On Wednesday, the U.S. House of Representatives voted 348-11 to pass the National Quantum Initiative Act, a bill designed to streamline and accelerate the nation’s quantum computing efforts. The bill had already received unanimous approval in the Senate, and its next stop is the desk of President Donald Trump, who is expected to sign the act into law.
If that happens, the U.S. will devote more than $1.2 billion to quantum computing research and development over the next five years.
Quantum computers harness characteristics unique to the subatomic world to process information more quickly than classical computers. The technology is still in its infancy, but researchers across the world are racing to develop usable quantum machines — for compelling reasons.
Quantum computing has the potential to improve a nation’s cybersecurity and intelligence operations, as well as boost its economy through the development of new technologies. The first country to harness the power of quantum computing will have a huge advantage over others, and the National Quantum Initiative Act could help the U.S. be that nation.
Highlights of the quantum computing bill include the establishment of a National Quantum Initiative Program to advance the research and development of quantum computing in the U.S. over the next 10 years, as well as the creation of two to five National Quantum Information Science Research Centers within the Department of Energy. Each of those centers will receive $25 million in funding annually for the next five years to go toward conducting basic research.

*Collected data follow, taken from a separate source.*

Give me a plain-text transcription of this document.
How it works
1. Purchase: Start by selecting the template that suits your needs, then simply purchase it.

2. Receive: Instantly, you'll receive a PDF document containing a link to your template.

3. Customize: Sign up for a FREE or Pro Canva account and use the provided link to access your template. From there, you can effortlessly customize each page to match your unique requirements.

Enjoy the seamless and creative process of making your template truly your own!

The bill also establishes a National Quantum Coordination Office housed under the White House’s Office of Science and Technology Policy and a National Quantum Initiative Advisory Committee to advise the president on all things quantum computing.
The U.S. isn’t the only nation hoping to emerge as the world leader in quantum computing — China, Russia, and several others are working toward the same goal — but the passage of this quantum computing bill could bolster the U.S.’s chances of reaching it first.